In a healthy market, the S&P 500 and VIX trade in opposite directions. January showed a troubling pattern of S&P 500 rising along with VIX, which led to a fall in S&P 500 in February. Things are looking better now, as since June 27, the S&P 500 has rallied 5% and VIX has gone down from 18 to 12.
"Unlike in January, when the market was getting nervous about the rally even as stocks kept climbing, traders are not racing to buy put options to protect themselves against wild swings here. Just the opposite - they’re expecting a lot less volatility, not more volatility. The smart money believes in the rally," Cramer noted. However, the drop in VIX was odd, as things turn volatile in the earnings season. Although the decline was unusual, it is not concerning.
The VVIX is also holding steady near the 100 level, which means VIX traders are wary about the index. If VIX goes below 12 and VVIX doesn't fall, it's a bad sign. "In short, if the VIX keeps going lower but the VVIX doesn’t come down with it, Sebastian thinks you should expect some choppiness in the stock market. Although, to be totally clear, it hasn't happened yet, it’s just something he wants to look out for. At the moment, both the volatility index and the VVIX are painting a positive picture," Cramer explained.
Overall, Sebastian thinks the S&P 500 could be heading for all-time highs by the end of earnings season, and it can also get to 2,900-3,000 based on some resolution in trade and tariffs. "I am watching the VIX like a hawk for any signs like we got going into the late January because, wow, that peak and that February bruising? We've got to spot that before it happens," concluded Cramer.
Danaher reported good earnings in the last week. Not only that, the company also unlocked shareholder value by announcing a spin-off of its dental business, which accounts for 14.5% of revenue. Danaher ran into the problem of being too diversified two years ago, and it responded by spinning off Fortive (NYSE:FTV), which is up 56% now.

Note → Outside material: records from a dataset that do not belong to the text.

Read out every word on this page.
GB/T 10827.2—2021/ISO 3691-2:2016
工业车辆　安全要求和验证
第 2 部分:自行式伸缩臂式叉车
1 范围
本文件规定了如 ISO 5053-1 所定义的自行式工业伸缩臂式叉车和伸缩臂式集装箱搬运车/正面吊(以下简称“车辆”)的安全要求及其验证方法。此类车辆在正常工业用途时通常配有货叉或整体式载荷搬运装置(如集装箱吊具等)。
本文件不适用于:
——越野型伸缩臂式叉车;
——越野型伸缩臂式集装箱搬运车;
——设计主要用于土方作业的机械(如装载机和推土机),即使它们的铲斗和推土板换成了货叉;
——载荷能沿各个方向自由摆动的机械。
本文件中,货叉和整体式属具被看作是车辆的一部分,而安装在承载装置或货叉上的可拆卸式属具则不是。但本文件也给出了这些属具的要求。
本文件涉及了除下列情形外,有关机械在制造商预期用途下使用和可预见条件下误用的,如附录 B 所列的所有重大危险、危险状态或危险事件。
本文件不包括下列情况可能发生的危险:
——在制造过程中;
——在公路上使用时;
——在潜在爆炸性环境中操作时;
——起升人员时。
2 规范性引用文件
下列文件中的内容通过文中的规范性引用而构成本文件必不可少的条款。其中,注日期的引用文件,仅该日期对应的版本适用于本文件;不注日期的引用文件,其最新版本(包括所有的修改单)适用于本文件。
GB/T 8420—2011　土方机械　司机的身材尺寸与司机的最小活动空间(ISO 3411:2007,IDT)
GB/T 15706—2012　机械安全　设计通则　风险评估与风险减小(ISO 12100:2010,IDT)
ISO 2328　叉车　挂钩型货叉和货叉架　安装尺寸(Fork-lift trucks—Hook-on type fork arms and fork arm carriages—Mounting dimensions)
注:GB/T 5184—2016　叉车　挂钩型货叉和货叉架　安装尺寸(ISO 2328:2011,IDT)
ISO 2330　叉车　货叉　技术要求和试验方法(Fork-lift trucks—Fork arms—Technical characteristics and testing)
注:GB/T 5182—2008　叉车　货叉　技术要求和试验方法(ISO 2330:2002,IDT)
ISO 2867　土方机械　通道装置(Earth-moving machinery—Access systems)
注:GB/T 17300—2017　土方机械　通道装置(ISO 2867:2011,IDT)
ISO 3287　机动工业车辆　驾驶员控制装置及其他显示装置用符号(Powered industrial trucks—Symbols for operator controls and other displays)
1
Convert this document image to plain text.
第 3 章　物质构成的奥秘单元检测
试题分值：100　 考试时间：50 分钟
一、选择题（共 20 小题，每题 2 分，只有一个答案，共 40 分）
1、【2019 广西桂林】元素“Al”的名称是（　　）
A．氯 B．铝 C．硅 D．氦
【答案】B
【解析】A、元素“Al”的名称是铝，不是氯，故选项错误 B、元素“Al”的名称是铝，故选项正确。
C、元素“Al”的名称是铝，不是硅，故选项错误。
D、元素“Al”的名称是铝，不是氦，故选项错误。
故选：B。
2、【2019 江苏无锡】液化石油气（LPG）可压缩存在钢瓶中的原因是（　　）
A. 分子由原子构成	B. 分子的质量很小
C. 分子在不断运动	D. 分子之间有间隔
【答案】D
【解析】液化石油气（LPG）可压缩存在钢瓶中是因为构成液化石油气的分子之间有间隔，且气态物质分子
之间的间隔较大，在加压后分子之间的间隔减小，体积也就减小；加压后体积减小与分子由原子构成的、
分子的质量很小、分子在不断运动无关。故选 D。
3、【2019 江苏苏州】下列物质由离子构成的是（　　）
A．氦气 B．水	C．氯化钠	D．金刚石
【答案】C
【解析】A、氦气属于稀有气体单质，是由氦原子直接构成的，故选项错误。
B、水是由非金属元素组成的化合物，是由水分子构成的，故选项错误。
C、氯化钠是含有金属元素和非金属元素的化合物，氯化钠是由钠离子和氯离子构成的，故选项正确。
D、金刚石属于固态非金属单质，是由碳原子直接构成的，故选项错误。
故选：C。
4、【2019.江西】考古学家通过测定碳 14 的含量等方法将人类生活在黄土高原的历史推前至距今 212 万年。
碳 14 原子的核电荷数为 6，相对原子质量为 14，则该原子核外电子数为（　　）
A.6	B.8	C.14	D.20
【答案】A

The remaining Danaher was a solid performer with slow and steady growth. As fears of tariffs started, the dental business started weighing on the company, and hence, Danaher is spinning it off too. The company has already mentioned that tariffs would have $0.01 impact, and it is working hard to mitigate that as well.
"Now, Danaher's diagnostics, life sciences and environmental segments can continue to enjoy their double-digit growth and margin expansion without the slow-growing dental business infringing on the numbers," Cramer said. The company is doing everything for the shareholder, and Cramer thinks it has more room to run.
CEO interview - Centene (NYSE:CNC)
The stock of Centene went down 4.5% despite the company posting a solid quarter. The stock is up 342% over the last five years. Cramer interviewed chairman and CEO Michael Neidorff to know why the street wasn't impressed with good earnings.
Neidorff said that healthcare costs are growing in single digits, and this will help the company keep management costs of Fidelis lower. Centene is a believer in Big Data, and is using predictive analytics to achieve better outcomes for patients.
Commenting on US healthcare, he said that it is moving from policy to politics. "Obamacare is working, we’re doing very well with it and we’re anticipating growing it. If you look at what’s the right healthcare policy for this population, the ACA works. And we’ve proven it. We’ve been doing this for five years. It’s been very successful," he added.